Ondjaki, Transparent City

BookShelf Cafe eBar, October 23 2018:

As with the last “reading” I went to at the eBar (with Michael Adams), this wasn’t really a reading but more an interview, with Ondjaki’s English translator (Stephen Henighan) asking the questions. As with the Adams event, I think this was a better format. In part because it would have been weird hearing an author reading a translation of his own work, but also because interviews are more interesting than readings anyway. I’ve said it before but every time I go to one of these things I’m reminded of how poor most readings are. They only work in the very few cases where the author is a truly talented stage performer as well.

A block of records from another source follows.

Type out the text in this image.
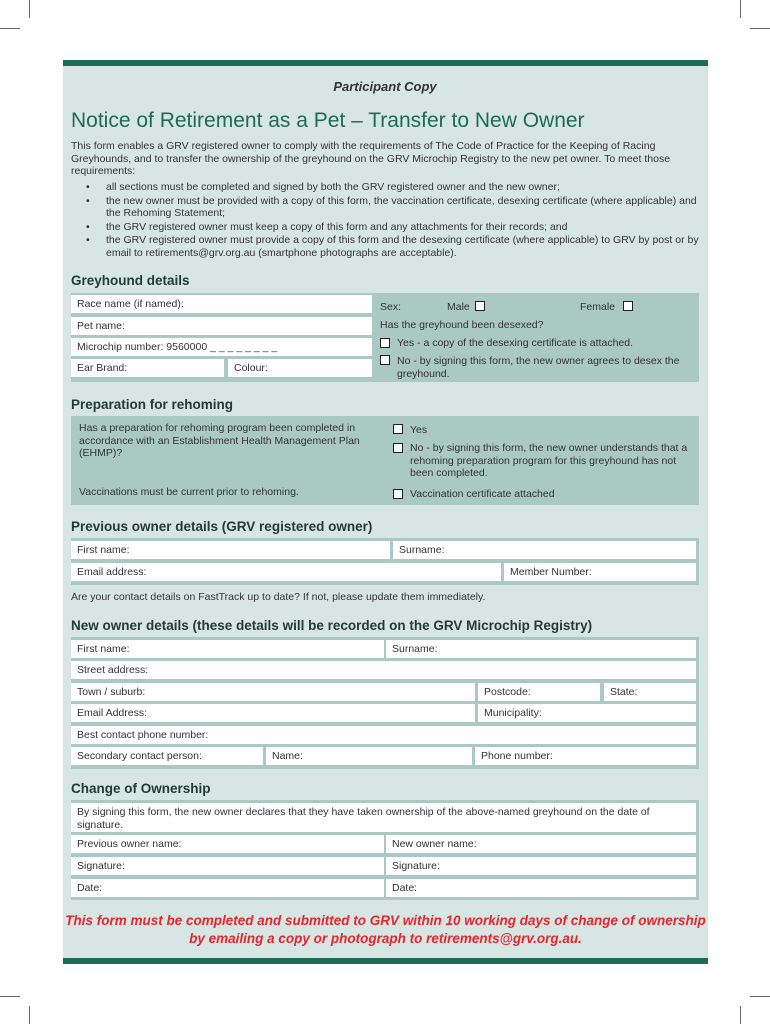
Participant Copy
Notice of Retirement as a Pet – Transfer to New Owner
This form enables a GRV registered owner to comply with the requirements of The Code of Practice for the Keeping of Racing Greyhounds, and to transfer the ownership of the greyhound on the GRV Microchip Registry to the new pet owner. To meet those requirements:
• all sections must be completed and signed by both the GRV registered owner and the new owner;
• the new owner must be provided with a copy of this form, the vaccination certificate, desexing certificate (where applicable) and the Rehoming Statement;
• the GRV registered owner must keep a copy of this form and any attachments for their records; and
• the GRV registered owner must provide a copy of this form and the desexing certificate (where applicable) to GRV by post or by email to retirements@grv.org.au (smartphone photographs are acceptable).
Greyhound details
Race name (if named):
Pet name:
Microchip number: 9560000 _ _ _ _ _ _ _ _
Ear Brand:	Colour:
Sex:	Male	Female
Has the greyhound been desexed?
Yes - a copy of the desexing certificate is attached.
No - by signing this form, the new owner agrees to desex the greyhound.
Preparation for rehoming
Has a preparation for rehoming program been completed in accordance with an Establishment Health Management Plan (EHMP)?
Yes
No - by signing this form, the new owner understands that a rehoming preparation program for this greyhound has not been completed.
Vaccinations must be current prior to rehoming.	Vaccination certificate attached
Previous owner details (GRV registered owner)
First name:	Surname:
Email address:	Member Number:
Are your contact details on FastTrack up to date? If not, please update them immediately.
New owner details (these details will be recorded on the GRV Microchip Registry)
First name:	Surname:
Street address:
Town / suburb:	Postcode:	State:
Email Address:	Municipality:
Best contact phone number:
Secondary contact person:	Name:	Phone number:
Change of Ownership
By signing this form, the new owner declares that they have taken ownership of the above-named greyhound on the date of signature.
Previous owner name:	New owner name:
Signature:	Signature:
Date:	Date:
This form must be completed and submitted to GRV within 10 working days of change of ownership by emailing a copy or photograph to retirements@grv.org.au.
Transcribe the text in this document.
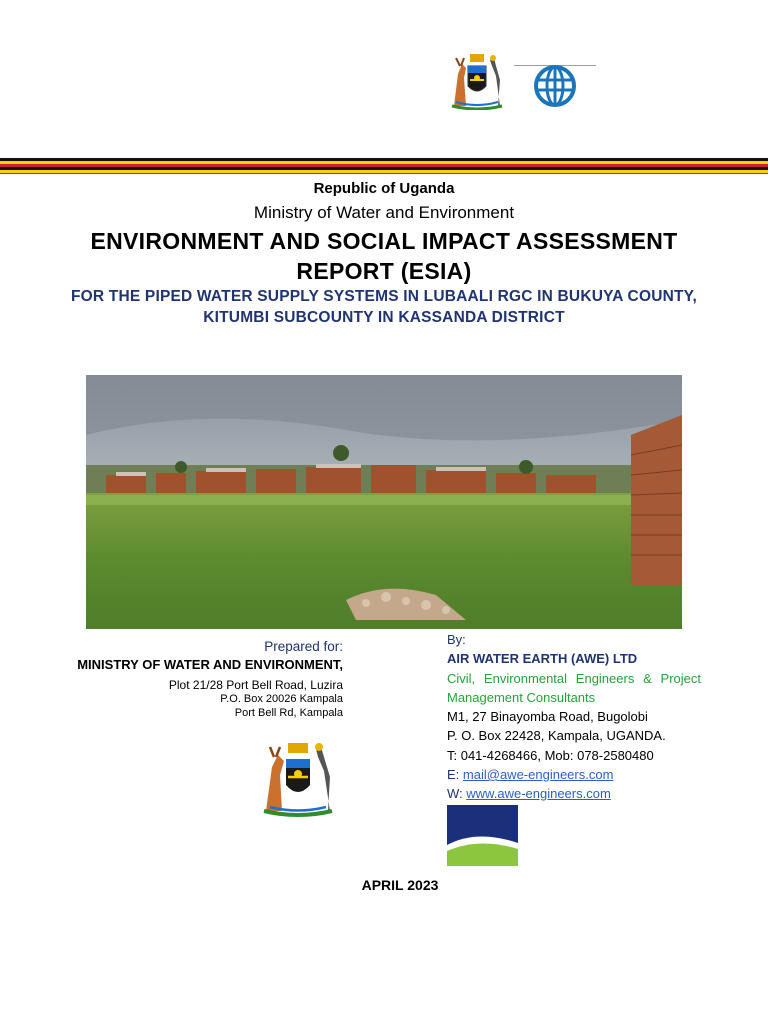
Republic of Uganda
Ministry of Water and Environment
ENVIRONMENT AND SOCIAL IMPACT ASSESSMENT
REPORT (ESIA)
FOR THE PIPED WATER SUPPLY SYSTEMS IN LUBAALI RGC IN BUKUYA COUNTY,
KITUMBI SUBCOUNTY IN KASSANDA DISTRICT
Prepared for:
MINISTRY OF WATER AND ENVIRONMENT,
Plot 21/28 Port Bell Road, Luzira
P.O. Box 20026 Kampala
Port Bell Rd, Kampala
By:
AIR WATER EARTH (AWE) LTD
Civil, Environmental Engineers & Project
Management Consultants
M1, 27 Binayomba Road, Bugolobi
P. O. Box 22428, Kampala, UGANDA.
T: 041-4268466, Mob: 078-2580480
E: mail@awe-engineers.com
W: www.awe-engineers.com
APRIL 2023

I don’t know how good a reader Ondjaki is, but he was great in conversation. He had some good anecdotes to tell and charm to burn. I even found out a bit about Angola, which admittedly wasn’t hard since I knew absolutely nothing about Angola before this aside from where it is on a map. I didn’t even know Luanda (the setting of Transparent City) was the capital.

There was a question from the floor about the title that I wish there had been follow-up with. I was wondering if Ondjaki meant something like “invisible” when he uses the word “transparent.” The point (or one of the points) he makes in the book is that people are transparent because they’re poor, so are they like the invisible underclass Paul Fussell wrote about, or the invisibility of Ellison’s Invisible Man? That’s the impression I get, but at the same time the main character’s transparency also makes him highly noticeable, someone to gawk at. So maybe something different was meant.

A good show, and well-attended for this neck of the woods. I wish we could have more like it.